In this scenario, it t is unlikely that the fund could return to financial soundness in 10 years without a contribution increase and will essentially operate on a PAYG basis.
3. Unemployment rate peaks at 53.7% and Covid-19 and TERS benefits cost R48 billion
All accumulated credits will be depleted and the UIF would also need to borrow against beneficiaries and service providers to pay claims.
Taking liquidity of assets into account, the fund will not be able to pay all claims when due and may need to put Road Accident Fund-style measures in place to prioritise/structure payments.
4. Unemployment rate peaks at 53.7% and Covid-19 and TERS benefits cost R68 billion
Possible remedies for the dire financial position of the fund under this scenario could include:
- Additional funding from Treasury;
- Temporary increase in contribution rate;
- Reduction in benefit.
An increase in job cuts could affect the UIF’s ability to provide much-needed coronavirus support to employees, says UIF commissioner Teboho Maruping.
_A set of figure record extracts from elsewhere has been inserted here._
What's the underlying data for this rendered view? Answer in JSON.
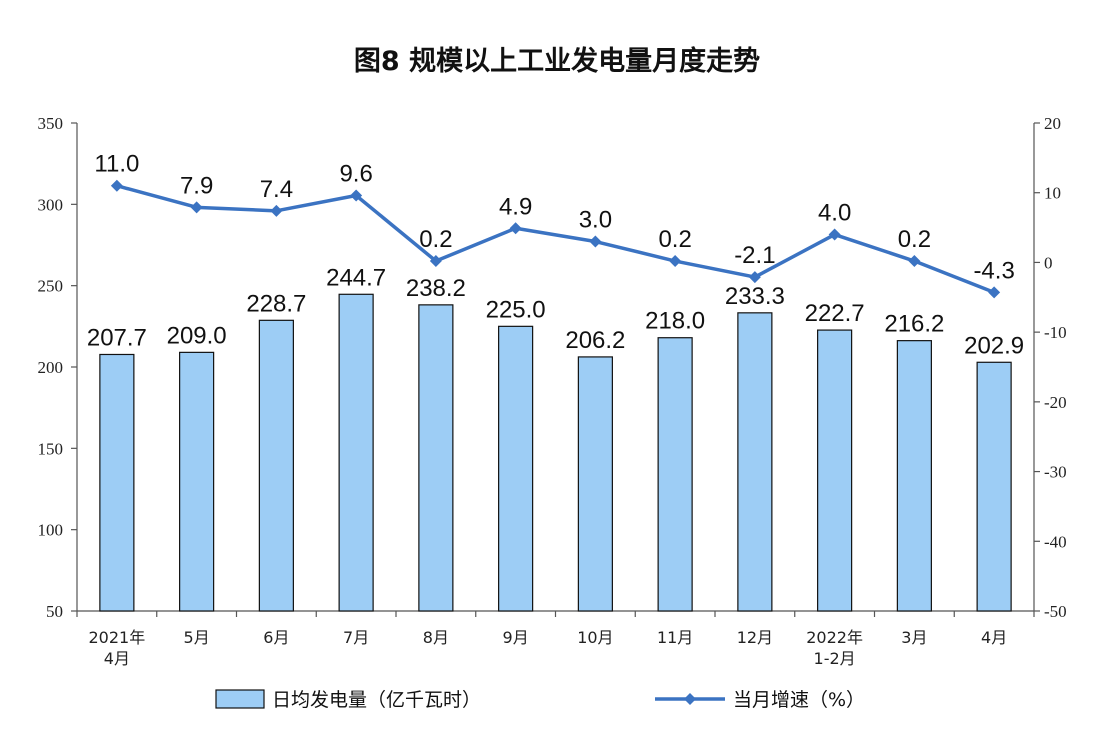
{
  "chart_data": {
    "type": "bar",
    "title": "图8  规模以上工业发电量月度走势",
    "categories": [
      [
        "2021年",
        "4月"
      ],
      [
        "5月"
      ],
      [
        "6月"
      ],
      [
        "7月"
      ],
      [
        "8月"
      ],
      [
        "9月"
      ],
      [
        "10月"
      ],
      [
        "11月"
      ],
      [
        "12月"
      ],
      [
        "2022年",
        "1-2月"
      ],
      [
        "3月"
      ],
      [
        "4月"
      ]
    ],
    "series": [
      {
        "name": "日均发电量（亿千瓦时）",
        "kind": "bar",
        "axis": "left",
        "color": "#9dcdf5",
        "values": [
          207.7,
          209.0,
          228.7,
          244.7,
          238.2,
          225.0,
          206.2,
          218.0,
          233.3,
          222.7,
          216.2,
          202.9
        ],
        "labels": [
          "207.7",
          "209.0",
          "228.7",
          "244.7",
          "238.2",
          "225.0",
          "206.2",
          "218.0",
          "233.3",
          "222.7",
          "216.2",
          "202.9"
        ]
      },
      {
        "name": "当月增速（%）",
        "kind": "line",
        "axis": "right",
        "color": "#3b73c2",
        "values": [
          11.0,
          7.9,
          7.4,
          9.6,
          0.2,
          4.9,
          3.0,
          0.2,
          -2.1,
          4.0,
          0.2,
          -4.3
        ],
        "labels": [
          "11.0",
          "7.9",
          "7.4",
          "9.6",
          "0.2",
          "4.9",
          "3.0",
          "0.2",
          "-2.1",
          "4.0",
          "0.2",
          "-4.3"
        ]
      }
    ],
    "y_left": {
      "min": 50,
      "max": 350,
      "ticks": [
        "50",
        "100",
        "150",
        "200",
        "250",
        "300",
        "350"
      ]
    },
    "y_right": {
      "min": -50,
      "max": 20,
      "ticks": [
        "-50",
        "-40",
        "-30",
        "-20",
        "-10",
        "0",
        "10",
        "20"
      ]
    },
    "grid": false,
    "legend_position": "bottom"
  }
}
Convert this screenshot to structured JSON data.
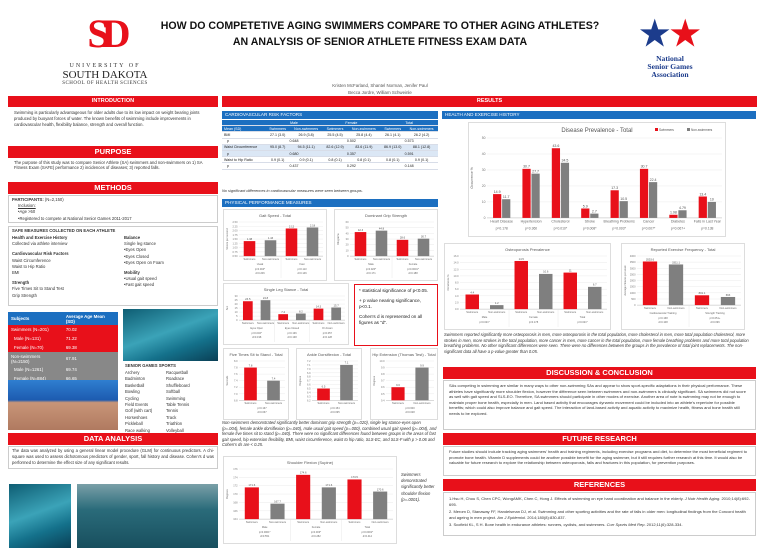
{
  "header": {
    "title_line1": "HOW DO COMPETETIVE AGING SWIMMERS COMPARE TO OTHER AGING ATHLETES?",
    "title_line2": "AN ANALYSIS OF SENIOR ATHLETE FITNESS EXAM DATA",
    "authors_line1": "Kristen McFarland, Shantel Norman, Jenifer Paul",
    "authors_line2": "Becca Jordre, William Schweinle",
    "usd_logo": {
      "line1": "UNIVERSITY OF",
      "line2": "SOUTH DAKOTA",
      "line3": "SCHOOL OF HEALTH SCIENCES"
    },
    "nsga_logo": {
      "line1": "National",
      "line2": "Senior Games",
      "line3": "Association"
    }
  },
  "colors": {
    "accent_red": "#e8101a",
    "header_blue": "#1c6fc0",
    "non_swimmer_gray": "#7f7f7f"
  },
  "intro": {
    "heading": "INTRODUCTION",
    "text": "Swimming is particularly advantageous for older adults due to its low impact on weight bearing joints produced by buoyant forces of water. The known benefits of swimming include improvements in cardiovascular health, flexibility balance, strength and overall function."
  },
  "purpose": {
    "heading": "PURPOSE",
    "text": "The purpose of this study was to compare Senior Athlete (SA) swimmers and non-swimmers on 1) SA Fitness Exam (SAFE) performance 2) incidences of diseases; 3) reported falls."
  },
  "methods": {
    "heading": "METHODS",
    "participants_label": "PARTICIPANTS:",
    "participants_n": "(N=2,150)",
    "inclusion_label": "Inclusion:",
    "inclusion": [
      "•Age >50",
      "•Registered to compete at National Senior Games 2011-2017"
    ],
    "safe_heading": "SAFE MEASURES COLLECTED ON EACH ATHLETE",
    "left": [
      {
        "title": "Health and Exercise History",
        "items": [
          "Collected via athlete interview"
        ]
      },
      {
        "title": "Cardiovascular Risk Factors",
        "items": [
          "Waist Circumference",
          "Waist to Hip Ratio",
          "BMI"
        ]
      },
      {
        "title": "Strength",
        "items": [
          "Five Times Sit to Stand Test",
          "Grip Strength"
        ]
      }
    ],
    "right": [
      {
        "title": "Balance",
        "items": [
          "Single leg stance",
          "•Eyes Open",
          "•Eyes Closed",
          "•Eyes Open on Foam"
        ]
      },
      {
        "title": "Mobility",
        "items": [
          "•Usual gait speed",
          "•Fast gait speed"
        ]
      }
    ]
  },
  "subjects": {
    "headers": [
      "Subjects",
      "Average Age Mean (SD)"
    ],
    "rows": [
      {
        "label": "Swimmers (N=201)",
        "value": "70.02",
        "group": "swimmer"
      },
      {
        "label": "Male (N=131)",
        "value": "71.22",
        "group": "swimmer"
      },
      {
        "label": "Female (N=70)",
        "value": "69.38",
        "group": "swimmer"
      },
      {
        "label": "Non-swimmers (N=2150)",
        "value": "67.91",
        "group": "non"
      },
      {
        "label": "Male (N=1261)",
        "value": "69.74",
        "group": "non"
      },
      {
        "label": "Female (N=884)",
        "value": "66.65",
        "group": "non"
      }
    ]
  },
  "sports": {
    "heading": "SENIOR GAMES SPORTS",
    "col1": [
      "Archery",
      "Badminton",
      "Basketball",
      "Bowling",
      "Cycling",
      "Field Events",
      "Golf (with cart)",
      "Horseshoes",
      "Pickleball",
      "Race walking"
    ],
    "col2": [
      "Racquetball",
      "Roadrace",
      "Shuffleboard",
      "Softball",
      "Swimming",
      "Table Tennis",
      "Tennis",
      "Track",
      "Triathlon",
      "Volleyball"
    ]
  },
  "data_analysis": {
    "heading": "DATA ANALYSIS",
    "text": "The data was analyzed by using a general linear model procedure (GLM) for continuous predictors. A chi-square was used to assess dichotomous predictors of gender, sport, fall history and disease. Cohen's d was performed to determine the effect size of any significant results."
  },
  "results": {
    "heading": "RESULTS",
    "cv": {
      "heading": "CARDIOVASCULAR RISK FACTORS",
      "groups": [
        "Male",
        "Female",
        "Total"
      ],
      "subheaders": [
        "Mean (SD)",
        "Swimmers",
        "Non-swimmers",
        "Swimmers",
        "Non-swimmers",
        "Swimmers",
        "Non-swimmers"
      ],
      "rows": [
        {
          "label": "BMI",
          "cells": [
            "27.1 (3.0)",
            "26.9 (3.8)",
            "25.5 (4.5)",
            "25.8 (4.4)",
            "26.1 (4.1)",
            "26.2 (4.2)"
          ],
          "p": [
            "0.648",
            "0.502",
            "0.573"
          ]
        },
        {
          "label": "Waist Circumference",
          "cells": [
            "95.0 (8.7)",
            "94.5 (11.1)",
            "82.6 (12.9)",
            "83.6 (11.9)",
            "86.9 (13.0)",
            "88.1 (12.8)"
          ],
          "p": [
            "0.680",
            "0.357",
            "0.591"
          ]
        },
        {
          "label": "Waist to Hip Ratio",
          "cells": [
            "0.9 (0.1)",
            "0.9 (0.1)",
            "0.8 (0.1)",
            "0.8 (0.1)",
            "0.8 (0.1)",
            "0.9 (0.1)"
          ],
          "p": [
            "0.437",
            "0.292",
            "0.148"
          ]
        }
      ],
      "p_label": "p",
      "note": "No significant differences in cardiovascular measures were seen between groups."
    },
    "pp_heading": "PHYSICAL PERFORMANCE MEASURES",
    "significance_note": [
      "* statistical significance of p<0.05.",
      "+ p value nearing significance, p<0.1.",
      "Cohen's d is represented on all figures as \"d\"."
    ],
    "pp_text": "Non-swimmers demonstrated significantly better dominant grip strength (p=.020), single leg stance-eyes open (p=.004), female ankle dorsiflexion (p=.040), male usual gait speed (p=.000), combined usual gait speed (p=.004), and female five times sit to stand (p=.040). There were no significant differences found between groups in the areas of fast gait speed, hip extension flexibility, BMI, waist circumference, waist to hip ratio, SLS-EC, and SLS-F with p > 0.06 and Cohen's ds are < 0.25.",
    "shoulder_text": "Swimmers demonstrated significantly better shoulder flexion (p=.0001).",
    "he_heading": "HEALTH AND EXERCISE HISTORY",
    "he_text": "Swimmers reported significantly more osteoporosis in men, more osteoporosis in the total population, more cholesterol in men, more total population cholesterol, more strokes in men, more strokes in the total population, more cancer in men, more cancer in the total population, more female breathing problems and more total population breathing problems. No other significant differences were seen. There were no differences between the groups in the prevalence of total joint replacements. The non-significant data all have a p-value greater than 0.05."
  },
  "discussion": {
    "heading": "DISCUSSION & CONCLUSION",
    "text": "SAs competing in swimming are similar in many ways to other non-swimming SAs and appear to show sport-specific adaptations in their physical performance. These athletes have significantly more shoulder flexion, however the difference seen between swimmers and non-swimmers is clinically significant. SA swimmers did not score as well with gait speed and SLS-EO. Therefore, SA swimmers should participate in other modes of exercise. Another area of note is swimming may not be enough to maintain proper bone health, especially in men. Land based activity that encourages dynamic movement could be included into an athlete's repertoire for possible benefits; which could also improve balance and gait speed. The interaction of land-based activity and aquatic activity to maximize health, fitness and bone health still needs to be explored."
  },
  "future": {
    "heading": "FUTURE RESEARCH",
    "text": "Future studies should include tracking aging swimmers' health and training regiments, including exercise programs and diet, to determine the most beneficial regiment to promote bone health. Vitamin D supplements could be another possible benefit for the aging swimmer, but it still requires further research at this time. It would also be valuable for future research to explore the relationship between osteoporosis, falls and fractures in this population, for prevention purposes."
  },
  "references": {
    "heading": "REFERENCES",
    "items": [
      {
        "text": "1.Hsu H, Chou S, Chen CPC, WongAMK, Chen C, Hong J. Effects of swimming on eye hand coordination and balance in the elderly. ",
        "journal": "J Nutr Health Aging",
        "tail": ". 2010;14(8):692-695."
      },
      {
        "text": "2. Merom D, Stanaway FF, Handelsman DJ, et al. Swimming and other sporting activities and the rate of falls in older men: longitudinal findings from the Concord health and ageing in men project. ",
        "journal": "Am J Epidemiol",
        "tail": ". 2014;180(8):830-837."
      },
      {
        "text": "3. Scofield KL, S H. Bone health in endurance athletes: runners, cyclists, and swimmers. ",
        "journal": "Curr Sports Med Rep",
        "tail": ". 2012;11(6):328-334."
      }
    ]
  },
  "chart_data": [
    {
      "id": "gait",
      "type": "bar",
      "title": "Gait Speed - Total",
      "ylabel": "Meters per second",
      "ylim": [
        0.5,
        2.5
      ],
      "ystep": 0.25,
      "decimals": 2,
      "groups": [
        {
          "label": "Usual",
          "bars": [
            "Swimmers",
            "Non-swimmers"
          ],
          "values": [
            1.38,
            1.43
          ],
          "note": [
            "p=0.004*",
            "d=0.206"
          ]
        },
        {
          "label": "Fast",
          "bars": [
            "Swimmers",
            "Non-swimmers"
          ],
          "values": [
            2.12,
            2.18
          ],
          "note": [
            "p=0.113",
            "d=0.146"
          ]
        }
      ]
    },
    {
      "id": "grip",
      "type": "bar",
      "title": "Dominant Grip Strength",
      "ylabel": "Kilograms",
      "ylim": [
        0,
        60
      ],
      "ystep": 10,
      "decimals": 1,
      "groups": [
        {
          "label": "Male",
          "bars": [
            "Swimmers",
            "Non-swimmers"
          ],
          "values": [
            42.3,
            44.8
          ],
          "note": [
            "p=0.020*",
            "d=0.171"
          ]
        },
        {
          "label": "Female",
          "bars": [
            "Swimmers",
            "Non-swimmers"
          ],
          "values": [
            28.6,
            30.7
          ],
          "note": [
            "p=0.0001*",
            "d=0.188"
          ]
        }
      ]
    },
    {
      "id": "sls",
      "type": "bar",
      "title": "Single Leg Stance - Total",
      "ylabel": "Sec",
      "ylim": [
        0,
        30
      ],
      "ystep": 5,
      "decimals": 1,
      "groups": [
        {
          "label": "Eyes Open",
          "bars": [
            "Swimmers",
            "Non-swimmers"
          ],
          "values": [
            23.5,
            24.8
          ],
          "note": [
            "p=0.004*",
            "d=0.198"
          ]
        },
        {
          "label": "Eyes Closed",
          "bars": [
            "Swimmers",
            "Non-swimmers"
          ],
          "values": [
            7.4,
            8.2
          ],
          "note": [
            "p=0.136",
            "d=0.138"
          ]
        },
        {
          "label": "On Foam",
          "bars": [
            "Swimmers",
            "Non-swimmers"
          ],
          "values": [
            14.3,
            15.7
          ],
          "note": [
            "p=0.057",
            "d=0.128"
          ]
        }
      ]
    },
    {
      "id": "fts",
      "type": "bar",
      "title": "Five Times Sit to Stand - Total",
      "ylabel": "Seconds",
      "ylim": [
        6.8,
        8.0
      ],
      "ystep": 0.2,
      "decimals": 1,
      "groups": [
        {
          "label": "",
          "bars": [
            "Swimmers",
            "Non-swimmers"
          ],
          "values": [
            7.8,
            7.4
          ],
          "note": [
            "p=0.167",
            "d=0.067"
          ]
        }
      ]
    },
    {
      "id": "ankle",
      "type": "bar",
      "title": "Ankle Dorsiflexion - Total",
      "ylabel": "Degrees",
      "ylim": [
        6.2,
        7.2
      ],
      "ystep": 0.1,
      "decimals": 1,
      "groups": [
        {
          "label": "",
          "bars": [
            "Swimmers",
            "Non-swimmers"
          ],
          "values": [
            6.5,
            7.1
          ],
          "note": [
            "p=0.154",
            "d=0.095"
          ]
        }
      ]
    },
    {
      "id": "hip",
      "type": "bar",
      "title": "Hip Extension (Thomas Test) - Total",
      "ylabel": "Degrees",
      "ylim": [
        9.4,
        10.0
      ],
      "ystep": 0.1,
      "decimals": 1,
      "groups": [
        {
          "label": "",
          "bars": [
            "Swimmers",
            "Non-swimmers"
          ],
          "values": [
            9.6,
            9.9
          ],
          "note": [
            "p=0.600",
            "d=0.028"
          ]
        }
      ]
    },
    {
      "id": "shoulder",
      "type": "bar",
      "title": "Shoulder Flexion (Supine)",
      "ylabel": "Degrees",
      "ylim": [
        164,
        176
      ],
      "ystep": 2,
      "decimals": 1,
      "groups": [
        {
          "label": "Male",
          "bars": [
            "Swimmers",
            "Non-swimmers"
          ],
          "values": [
            171.6,
            167.7
          ],
          "note": [
            "p=0.0001*",
            "d=0.551"
          ]
        },
        {
          "label": "Female",
          "bars": [
            "Swimmers",
            "Non-swimmers"
          ],
          "values": [
            174.6,
            171.6
          ],
          "note": [
            "p=0.003*",
            "d=0.282"
          ]
        },
        {
          "label": "Total",
          "bars": [
            "Swimmers",
            "Non-swimmers"
          ],
          "values": [
            173.5,
            170.6
          ],
          "note": [
            "p=0.0001*",
            "d=0.414"
          ]
        }
      ]
    },
    {
      "id": "disease",
      "type": "bar",
      "title": "Disease Prevalence - Total",
      "ylabel": "Occurrence %",
      "ylim": [
        0,
        50
      ],
      "ystep": 10,
      "decimals": 1,
      "legend": [
        "Swimmers",
        "Non-swimmers"
      ],
      "legend_position": "top-right",
      "groups": [
        {
          "label": "Heart Disease",
          "values": [
            14.9,
            11.7
          ],
          "note": [
            "p=0.178"
          ]
        },
        {
          "label": "Hypertension",
          "values": [
            30.7,
            27.7
          ],
          "note": [
            "p=0.360"
          ]
        },
        {
          "label": "Cholesterol",
          "values": [
            43.6,
            34.5
          ],
          "note": [
            "p=0.010*"
          ]
        },
        {
          "label": "Stroke",
          "values": [
            5.9,
            2.7
          ],
          "note": [
            "p=0.008*"
          ]
        },
        {
          "label": "Breathing Problems",
          "values": [
            17.3,
            10.5
          ],
          "note": [
            "p=0.003*"
          ]
        },
        {
          "label": "Cancer",
          "values": [
            30.7,
            22.4
          ],
          "note": [
            "p=0.007*"
          ]
        },
        {
          "label": "Diabetes",
          "values": [
            1.98,
            4.79
          ],
          "note": [
            "p=0.067+"
          ]
        },
        {
          "label": "Falls in Last Year",
          "values": [
            13.4,
            10.0
          ],
          "note": [
            "p=0.138"
          ]
        }
      ]
    },
    {
      "id": "osteo",
      "type": "bar",
      "title": "Osteoporosis Prevalence",
      "ylabel": "Occurrence %",
      "ylim": [
        0,
        16
      ],
      "ystep": 2,
      "decimals": 1,
      "groups": [
        {
          "label": "Male",
          "bars": [
            "Swimmers",
            "Non-swimmers"
          ],
          "values": [
            4.4,
            1.2
          ],
          "note": [
            "p=0.021*"
          ]
        },
        {
          "label": "Female",
          "bars": [
            "Swimmers",
            "Non-swimmers"
          ],
          "values": [
            14.5,
            10.6
          ],
          "note": [
            "p=0.178"
          ]
        },
        {
          "label": "Total",
          "bars": [
            "Swimmers",
            "Non-swimmers"
          ],
          "values": [
            11.0,
            6.7
          ],
          "note": [
            "p=0.021*"
          ]
        }
      ]
    },
    {
      "id": "exercise",
      "type": "bar",
      "title": "Reported Exercise Frequency - Total",
      "ylabel": "Average minutes per week",
      "ylim": [
        0,
        4000
      ],
      "ystep": 500,
      "decimals": 1,
      "groups": [
        {
          "label": "Cardiovascular Training",
          "bars": [
            "Swimmers",
            "Non-swimmers"
          ],
          "values": [
            3553.6,
            3311.1
          ],
          "note": [
            "p=0.168",
            "d=0.108"
          ]
        },
        {
          "label": "Strength Training",
          "bars": [
            "Swimmers",
            "Non-swimmers"
          ],
          "values": [
            801.1,
            663.0
          ],
          "note": [
            "p=0.051+",
            "d=0.096"
          ]
        }
      ]
    }
  ]
}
Maruping said in a statement on Friday (19 June), that the ‘biggest worry’ the fund now faces is the number of jobs that are being shed, or are going to be shed, and how this will put a strain to the liquidity of the fund into the future.
“With the announcement by President Cyril Ramaphosa this week on advanced level 3 of the lockdown, a lot more people will be going back to work in various sectors. This will partly relieve the fund. This is a good time for employers to do right and declare and contribute for workers to the UIF.
“If ever UIF demonstrated how critical it is to the lives of workers, the contribution that it has made during the lockdown should be evidence enough. We hope those companies that have not declared their workers will do right and declare all workers,” he said.
The commissioner added that he has instructed the fund to ensure that going forward, it will find the best ways to remain liquid while ensuring that they make the difference to the workers who need them the most at the moment.
In May, the UIF disbursed close to R6 billion to 1,440,757 individuals to help them cope with the worst effects of the lockdown. Cumulatively since 16 April, the UIF said it has paid over R23 billion to 3,663,932 workers represented by 322,422 employers.
The UIF says it has plugged this hole for most workers who are able to take care of their families with this income replacement.